L'artiste savait son voisin magnifique. Elle ne comptait plus les secondes, les minutes ou encore les heures qu'elle avait passées à l'admirer de loin, et à tenter de reproduire encore et encore ses traits délicats, ses sourires d'ange ou le mouvement de ses cheveux. Toutefois, elle ne l'avait jamais trouvé aussi beau que sur un terrain de volleyball. Là, certes, ses traits étaient plissés par la concentration, ses sourires devenaient plus mesquins et ses cheveux partaient dans tous les sens, mais il y avait quelque chose dans ses yeux qu'elle n'avait jamais aperçu jusque-là, et qu'elle n'aurait sans doute jamais su reproduire, mais qui captait toute son attention. Ses gestes, d'ordinaire anodins et tout juste gracieux, étaient désormais calculés avec précision, comme le mouvement de la balle qui traversait le terrain comme un boulet de canon. Le spectacle était tel qu'elle en fut subjuguée, éblouie, toute retournée.

— Tu viens, Fusae-chan ?

La voix d'Igarashi Miyako traversa le nuage d'hébétude dans laquelle elle s'était enfermée, et elle sauta sur ses pieds pour aller la rejoindre au pas de course. La blonde-châtain, avec qui elle avait regardé le match en silence, l'attendait au bout de la rangée de bancs, les mains sur son appareil photo. Elle ne l'avait d'ailleurs pas lâché une seule seconde pendant le match, mitraillant de son objectif l'équipe d'Aobajohsai. Même en étant obnubilée par ce qu'il se passait sur le terrain, Fusae n'avait pas pu rester sourde aux clics fébriles à sa gauche qui n'avaient pas cessé de retentir.

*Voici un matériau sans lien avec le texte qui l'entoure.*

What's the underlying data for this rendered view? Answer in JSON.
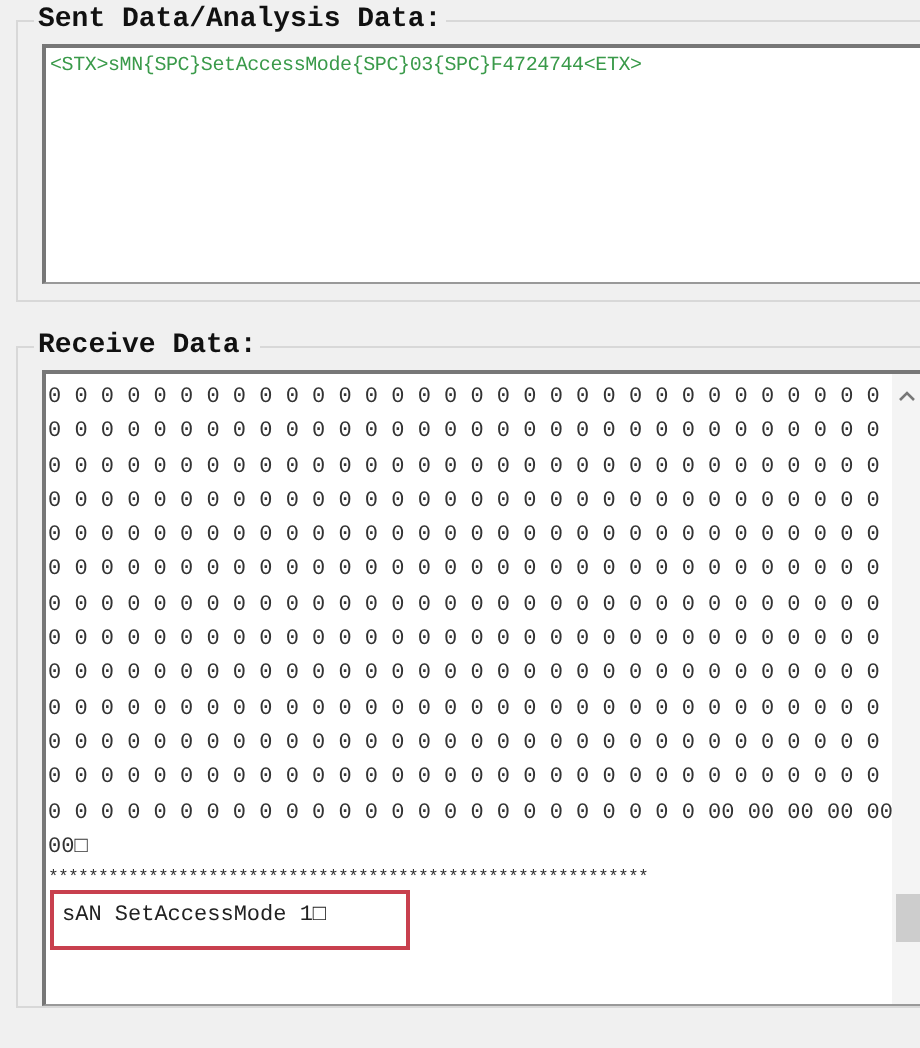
{
  "sent_group": {
    "title": "Sent Data/Analysis Data:",
    "text": "<STX>sMN{SPC}SetAccessMode{SPC}03{SPC}F4724744<ETX>"
  },
  "receive_group": {
    "title": "Receive Data:",
    "lines": [
      "0 0 0 0 0 0 0 0 0 0 0 0 0 0 0 0 0 0 0 0 0 0 0 0 0 0 0 0 0 0 0 0",
      "0 0 0 0 0 0 0 0 0 0 0 0 0 0 0 0 0 0 0 0 0 0 0 0 0 0 0 0 0 0 0 0",
      "0 0 0 0 0 0 0 0 0 0 0 0 0 0 0 0 0 0 0 0 0 0 0 0 0 0 0 0 0 0 0 0",
      "0 0 0 0 0 0 0 0 0 0 0 0 0 0 0 0 0 0 0 0 0 0 0 0 0 0 0 0 0 0 0 0",
      "0 0 0 0 0 0 0 0 0 0 0 0 0 0 0 0 0 0 0 0 0 0 0 0 0 0 0 0 0 0 0 0",
      "0 0 0 0 0 0 0 0 0 0 0 0 0 0 0 0 0 0 0 0 0 0 0 0 0 0 0 0 0 0 0 0",
      "0 0 0 0 0 0 0 0 0 0 0 0 0 0 0 0 0 0 0 0 0 0 0 0 0 0 0 0 0 0 0 0",
      "0 0 0 0 0 0 0 0 0 0 0 0 0 0 0 0 0 0 0 0 0 0 0 0 0 0 0 0 0 0 0 0",
      "0 0 0 0 0 0 0 0 0 0 0 0 0 0 0 0 0 0 0 0 0 0 0 0 0 0 0 0 0 0 0 0",
      "0 0 0 0 0 0 0 0 0 0 0 0 0 0 0 0 0 0 0 0 0 0 0 0 0 0 0 0 0 0 0 0",
      "0 0 0 0 0 0 0 0 0 0 0 0 0 0 0 0 0 0 0 0 0 0 0 0 0 0 0 0 0 0 0 0",
      "0 0 0 0 0 0 0 0 0 0 0 0 0 0 0 0 0 0 0 0 0 0 0 0 0 0 0 0 0 0 0 0",
      "0 0 0 0 0 0 0 0 0 0 0 0 0 0 0 0 0 0 0 0 0 0 0 0 0 00 00 00 00 00",
      "00□"
    ],
    "separator": "************************************************************",
    "response": {
      "text": "sAN SetAccessMode 1□",
      "highlighted": true
    }
  }
}
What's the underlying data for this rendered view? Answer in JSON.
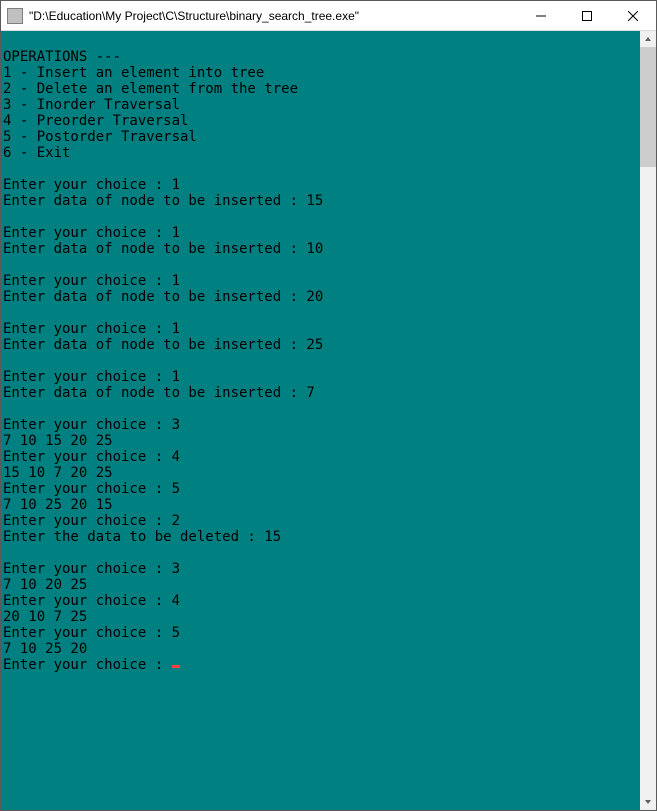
{
  "titlebar": {
    "title": "\"D:\\Education\\My Project\\C\\Structure\\binary_search_tree.exe\""
  },
  "console": {
    "lines": [
      "",
      "OPERATIONS ---",
      "1 - Insert an element into tree",
      "2 - Delete an element from the tree",
      "3 - Inorder Traversal",
      "4 - Preorder Traversal",
      "5 - Postorder Traversal",
      "6 - Exit",
      "",
      "Enter your choice : 1",
      "Enter data of node to be inserted : 15",
      "",
      "Enter your choice : 1",
      "Enter data of node to be inserted : 10",
      "",
      "Enter your choice : 1",
      "Enter data of node to be inserted : 20",
      "",
      "Enter your choice : 1",
      "Enter data of node to be inserted : 25",
      "",
      "Enter your choice : 1",
      "Enter data of node to be inserted : 7",
      "",
      "Enter your choice : 3",
      "7 10 15 20 25",
      "Enter your choice : 4",
      "15 10 7 20 25",
      "Enter your choice : 5",
      "7 10 25 20 15",
      "Enter your choice : 2",
      "Enter the data to be deleted : 15",
      "",
      "Enter your choice : 3",
      "7 10 20 25",
      "Enter your choice : 4",
      "20 10 7 25",
      "Enter your choice : 5",
      "7 10 25 20"
    ],
    "prompt_inline": "Enter your choice : "
  }
}
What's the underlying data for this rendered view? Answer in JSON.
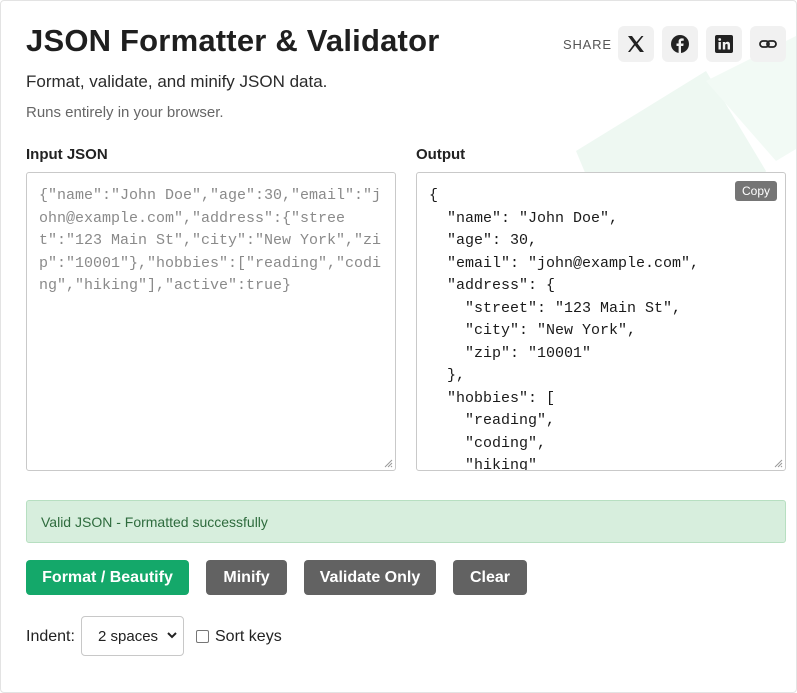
{
  "header": {
    "title": "JSON Formatter & Validator",
    "subtitle": "Format, validate, and minify JSON data.",
    "note": "Runs entirely in your browser."
  },
  "share": {
    "label": "SHARE",
    "buttons": [
      {
        "icon": "x-twitter-icon"
      },
      {
        "icon": "facebook-icon"
      },
      {
        "icon": "linkedin-icon"
      },
      {
        "icon": "link-icon"
      }
    ]
  },
  "input": {
    "label": "Input JSON",
    "value": "{\"name\":\"John Doe\",\"age\":30,\"email\":\"john@example.com\",\"address\":{\"street\":\"123 Main St\",\"city\":\"New York\",\"zip\":\"10001\"},\"hobbies\":[\"reading\",\"coding\",\"hiking\"],\"active\":true}"
  },
  "output": {
    "label": "Output",
    "copy_label": "Copy",
    "value": "{\n  \"name\": \"John Doe\",\n  \"age\": 30,\n  \"email\": \"john@example.com\",\n  \"address\": {\n    \"street\": \"123 Main St\",\n    \"city\": \"New York\",\n    \"zip\": \"10001\"\n  },\n  \"hobbies\": [\n    \"reading\",\n    \"coding\",\n    \"hiking\""
  },
  "status": {
    "text": "Valid JSON - Formatted successfully",
    "color": "#2e6b3d",
    "background": "#d7eedd"
  },
  "actions": {
    "format": "Format / Beautify",
    "minify": "Minify",
    "validate": "Validate Only",
    "clear": "Clear"
  },
  "options": {
    "indent_label": "Indent:",
    "indent_value": "2 spaces",
    "sort_keys_label": "Sort keys",
    "sort_keys_checked": false
  },
  "colors": {
    "accent": "#14a86a",
    "secondary_button": "#626262"
  }
}
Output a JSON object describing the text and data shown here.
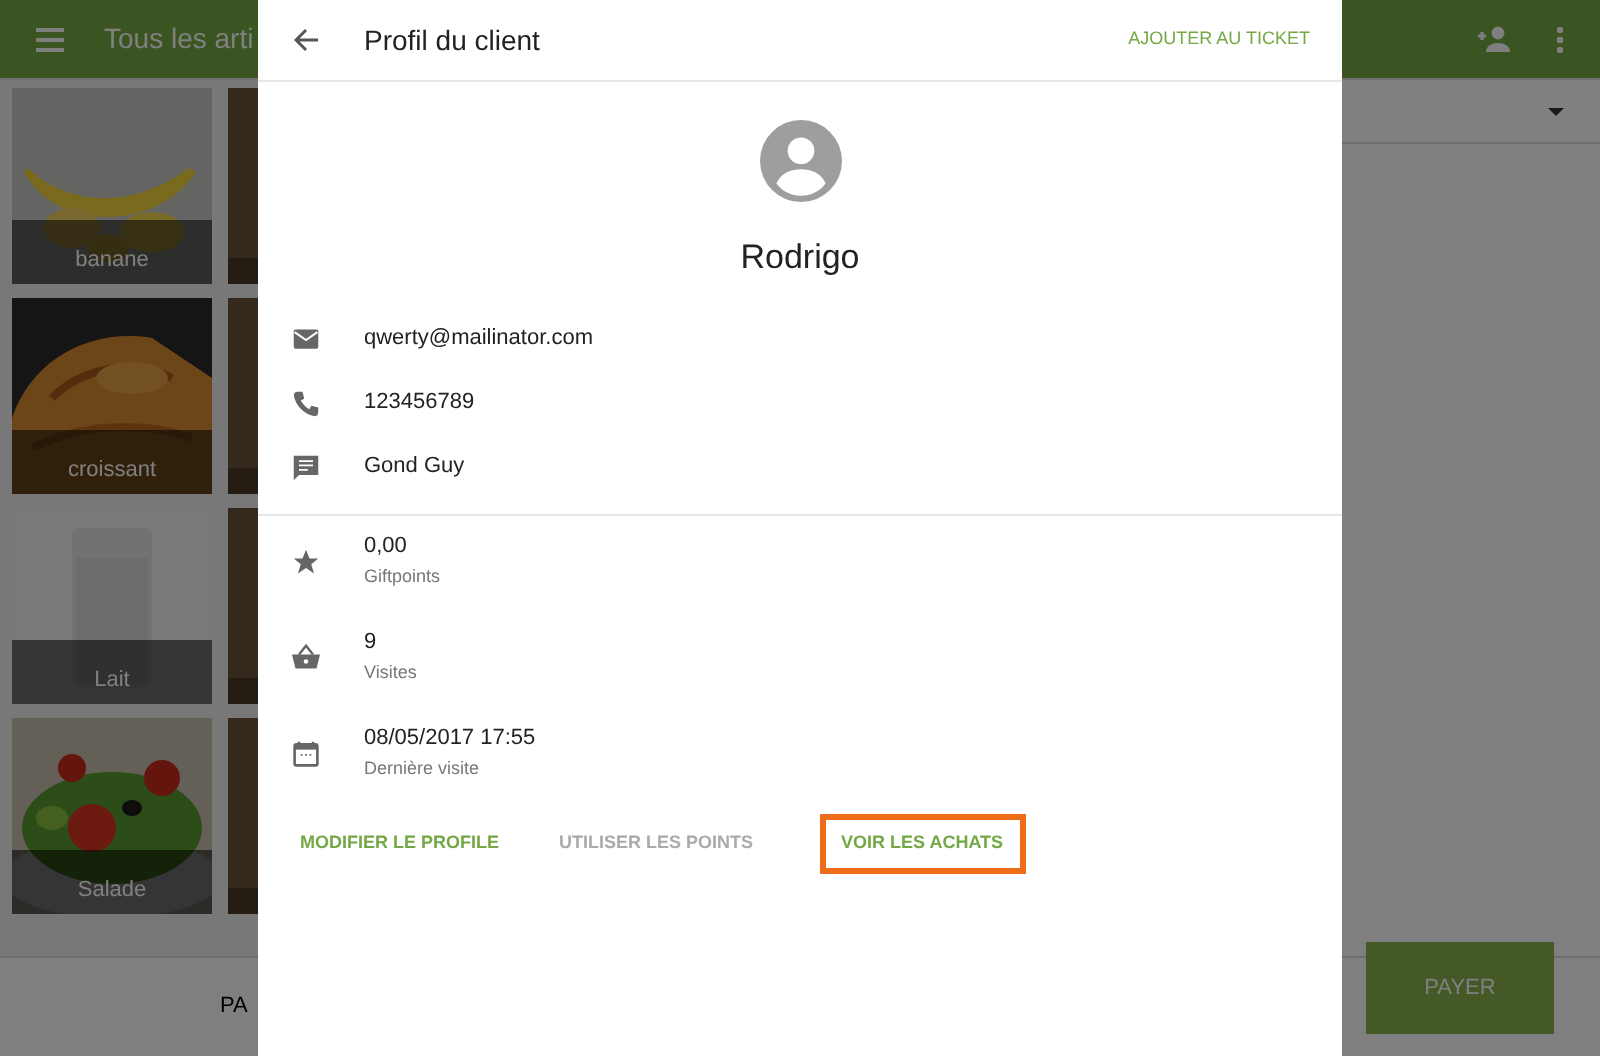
{
  "app_bar": {
    "title": "Tous les arti"
  },
  "products": [
    {
      "label": "banane",
      "kind": "banana"
    },
    {
      "label": "croissant",
      "kind": "croissant"
    },
    {
      "label": "Lait",
      "kind": "milk"
    },
    {
      "label": "Salade",
      "kind": "salad"
    }
  ],
  "bottom_bar": {
    "left_label": "PA",
    "pay_button": "PAYER"
  },
  "dialog": {
    "title": "Profil du client",
    "action": "AJOUTER AU TICKET",
    "customer_name": "Rodrigo",
    "contacts": [
      {
        "kind": "email",
        "value": "qwerty@mailinator.com"
      },
      {
        "kind": "phone",
        "value": "123456789"
      },
      {
        "kind": "note",
        "value": "Gond Guy"
      }
    ],
    "stats": [
      {
        "kind": "points",
        "value": "0,00",
        "caption": "Giftpoints"
      },
      {
        "kind": "visits",
        "value": "9",
        "caption": "Visites"
      },
      {
        "kind": "calendar",
        "value": "08/05/2017 17:55",
        "caption": "Dernière visite"
      }
    ],
    "buttons": [
      {
        "label": "MODIFIER LE PROFILE",
        "disabled": false,
        "highlighted": false
      },
      {
        "label": "UTILISER LES POINTS",
        "disabled": true,
        "highlighted": false
      },
      {
        "label": "VOIR LES ACHATS",
        "disabled": false,
        "highlighted": true
      }
    ]
  }
}
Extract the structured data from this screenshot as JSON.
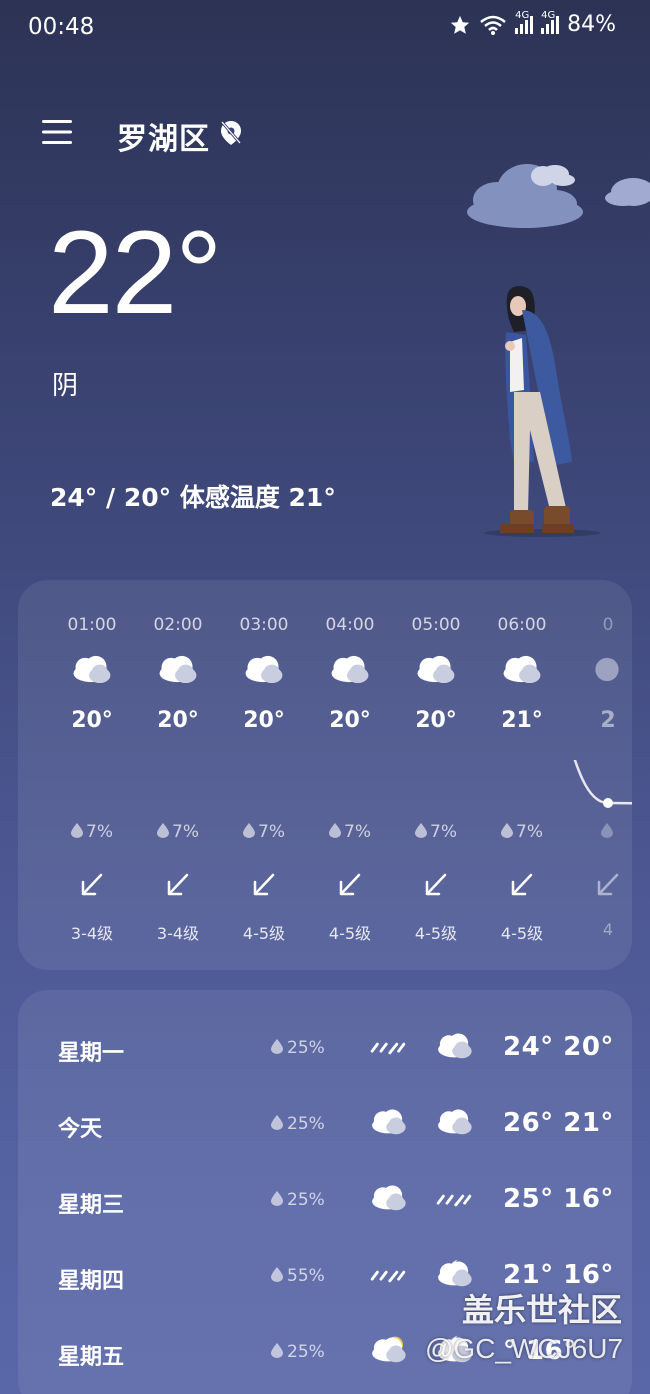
{
  "status_bar": {
    "time": "00:48",
    "network1": "4G",
    "network2": "4G",
    "battery": "84%"
  },
  "header": {
    "city": "罗湖区"
  },
  "current": {
    "temperature": "22°",
    "condition": "阴",
    "range_text": "24° / 20° 体感温度 21°"
  },
  "hourly": [
    {
      "time": "01:00",
      "temp": "20°",
      "rain": "7%",
      "wind": "3-4级",
      "icon": "cloudy-icon"
    },
    {
      "time": "02:00",
      "temp": "20°",
      "rain": "7%",
      "wind": "3-4级",
      "icon": "cloudy-icon"
    },
    {
      "time": "03:00",
      "temp": "20°",
      "rain": "7%",
      "wind": "4-5级",
      "icon": "cloudy-icon"
    },
    {
      "time": "04:00",
      "temp": "20°",
      "rain": "7%",
      "wind": "4-5级",
      "icon": "cloudy-icon"
    },
    {
      "time": "05:00",
      "temp": "20°",
      "rain": "7%",
      "wind": "4-5级",
      "icon": "cloudy-icon"
    },
    {
      "time": "06:00",
      "temp": "21°",
      "rain": "7%",
      "wind": "4-5级",
      "icon": "cloudy-icon"
    },
    {
      "time": "0",
      "temp": "2",
      "rain": "",
      "wind": "4",
      "icon": "partial-moon-icon"
    }
  ],
  "daily": [
    {
      "day": "星期一",
      "rain": "25%",
      "icon_day": "rain-icon",
      "icon_night": "cloudy-icon",
      "temps": "24° 20°"
    },
    {
      "day": "今天",
      "rain": "25%",
      "icon_day": "cloudy-icon",
      "icon_night": "cloudy-icon",
      "temps": "26° 21°"
    },
    {
      "day": "星期三",
      "rain": "25%",
      "icon_day": "cloudy-icon",
      "icon_night": "rain-icon",
      "temps": "25° 16°"
    },
    {
      "day": "星期四",
      "rain": "55%",
      "icon_day": "rain-icon",
      "icon_night": "cloudy-moon-icon",
      "temps": "21° 16°"
    },
    {
      "day": "星期五",
      "rain": "25%",
      "icon_day": "sun-cloud-icon",
      "icon_night": "cloudy-moon-icon",
      "temps": "° 16°"
    }
  ],
  "watermark": {
    "line1": "盖乐世社区",
    "line2": "@GC_WCJ6U7"
  }
}
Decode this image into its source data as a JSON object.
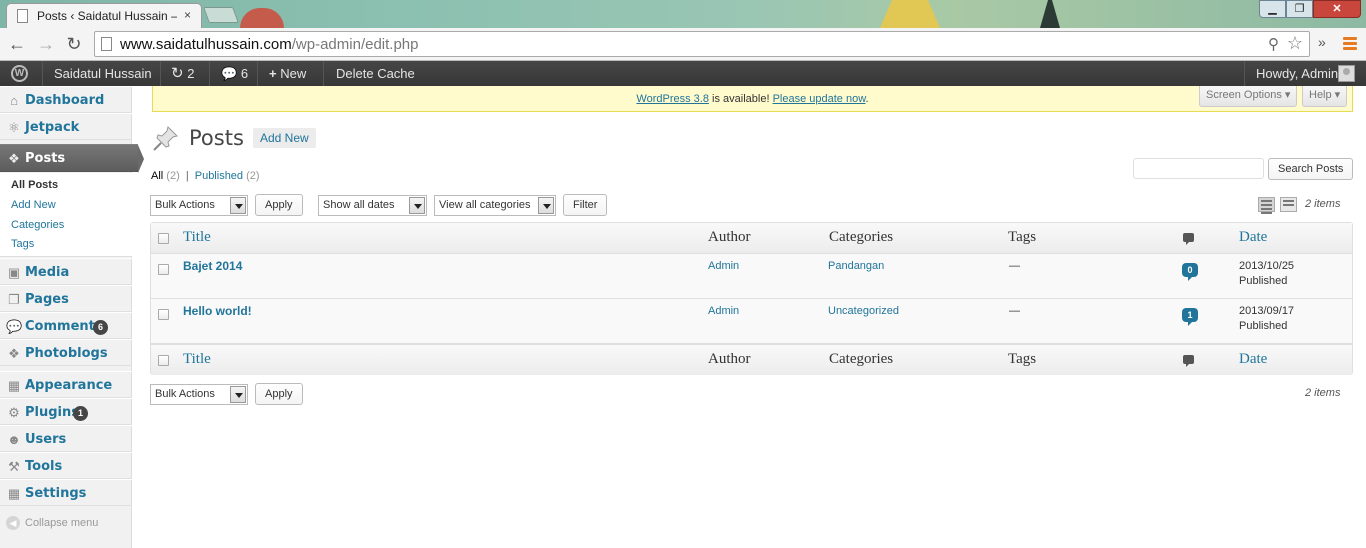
{
  "browser": {
    "tab_title": "Posts ‹ Saidatul Hussain —",
    "tab_close": "×",
    "url_host": "www.saidatulhussain.com",
    "url_path": "/wp-admin/edit.php",
    "window_controls": {
      "minimize": "▁",
      "maximize": "❐",
      "close": "✕"
    },
    "more": "»"
  },
  "adminbar": {
    "site_name": "Saidatul Hussain",
    "updates_count": "2",
    "comments_count": "6",
    "new_label": "New",
    "delete_cache": "Delete Cache",
    "howdy": "Howdy, Admin"
  },
  "sidebar": {
    "items": [
      {
        "label": "Dashboard",
        "icon": "home-icon"
      },
      {
        "label": "Jetpack",
        "icon": "jetpack-icon"
      },
      {
        "label": "Posts",
        "icon": "pushpin-icon"
      },
      {
        "label": "Media",
        "icon": "media-icon"
      },
      {
        "label": "Pages",
        "icon": "pages-icon"
      },
      {
        "label": "Comments",
        "icon": "comments-icon",
        "badge": "6"
      },
      {
        "label": "Photoblogs",
        "icon": "pushpin-icon"
      },
      {
        "label": "Appearance",
        "icon": "appearance-icon"
      },
      {
        "label": "Plugins",
        "icon": "plugins-icon",
        "badge": "1"
      },
      {
        "label": "Users",
        "icon": "users-icon"
      },
      {
        "label": "Tools",
        "icon": "tools-icon"
      },
      {
        "label": "Settings",
        "icon": "settings-icon"
      }
    ],
    "submenu": [
      "All Posts",
      "Add New",
      "Categories",
      "Tags"
    ],
    "collapse": "Collapse menu"
  },
  "notice": {
    "link1": "WordPress 3.8",
    "middle": " is available! ",
    "link2": "Please update now",
    "end": "."
  },
  "screen_meta": {
    "screen_options": "Screen Options ▾",
    "help": "Help ▾"
  },
  "page": {
    "title": "Posts",
    "add_new": "Add New"
  },
  "filters": {
    "all_label": "All",
    "all_count": "(2)",
    "sep": "|",
    "published_label": "Published",
    "published_count": "(2)",
    "search_button": "Search Posts",
    "search_placeholder": "",
    "bulk_actions": "Bulk Actions",
    "apply": "Apply",
    "dates": "Show all dates",
    "categories": "View all categories",
    "filter": "Filter",
    "items_count": "2 items"
  },
  "table": {
    "columns": [
      "Title",
      "Author",
      "Categories",
      "Tags",
      "Date"
    ],
    "rows": [
      {
        "title": "Bajet 2014",
        "author": "Admin",
        "category": "Pandangan",
        "tags": "—",
        "comments": "0",
        "date": "2013/10/25",
        "status": "Published"
      },
      {
        "title": "Hello world!",
        "author": "Admin",
        "category": "Uncategorized",
        "tags": "—",
        "comments": "1",
        "date": "2013/09/17",
        "status": "Published"
      }
    ]
  },
  "colors": {
    "link": "#21759b",
    "adminbar": "#464646",
    "notice_bg": "#fffbcc"
  }
}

— T'as pris beaucoup de photos, lui fit-elle remarquer, tandis qu'elles descendaient les escaliers pour sortir du gymnase.

— A-ah, oui, j'ai pas pu m'en empêcher, sourit-elle, légèrement embarrassée sans pour autant le regretter. J'étais dans la frénésie du moment.

Fusae la regarda faire défiler rêveusement tous les clichés sur l'écran numérique – où d'ailleurs le focus était principalement sur Iwaizumi, quand ce n'était pas directement un portrait de lui – avant de sortir de sa bulle pour esquisser un sourire mutin.

— Si tu veux, j'ai quelques images d'Oikawa-kun aussi. Je pourrai te les envoyer, et même te les imprimer, proposa la photographe avec un clin d'œil complice.

— Oh, euh... c'est pas ce que tu crois, s'empressa-t-elle de protester en s'empourprant, on n'est pas vraiment...

Le dernier mot de sa phrase se bloqua dans sa gorge. Pouvait-elle vraiment le dire à voix haute ? À Miyako qui plus est ? Elle se sentit tout à coup parfaitement stupide, car ces petits détails, ces questions, elle aurait très bien pu les poser à Oikawa sur la route jusqu'à Seijoh, ou pendant la semaine. Or ils avaient été surtout occupés à se chamailler, et elle s'en rendait compte seulement maintenant. Le rire cristallin de son interlocutrice l'arracha à ses inquiétudes.

— Je le sais bien, ça, révéla-t-elle. Iwaizumi-kun me l'a dit tout à l'heure. Mais...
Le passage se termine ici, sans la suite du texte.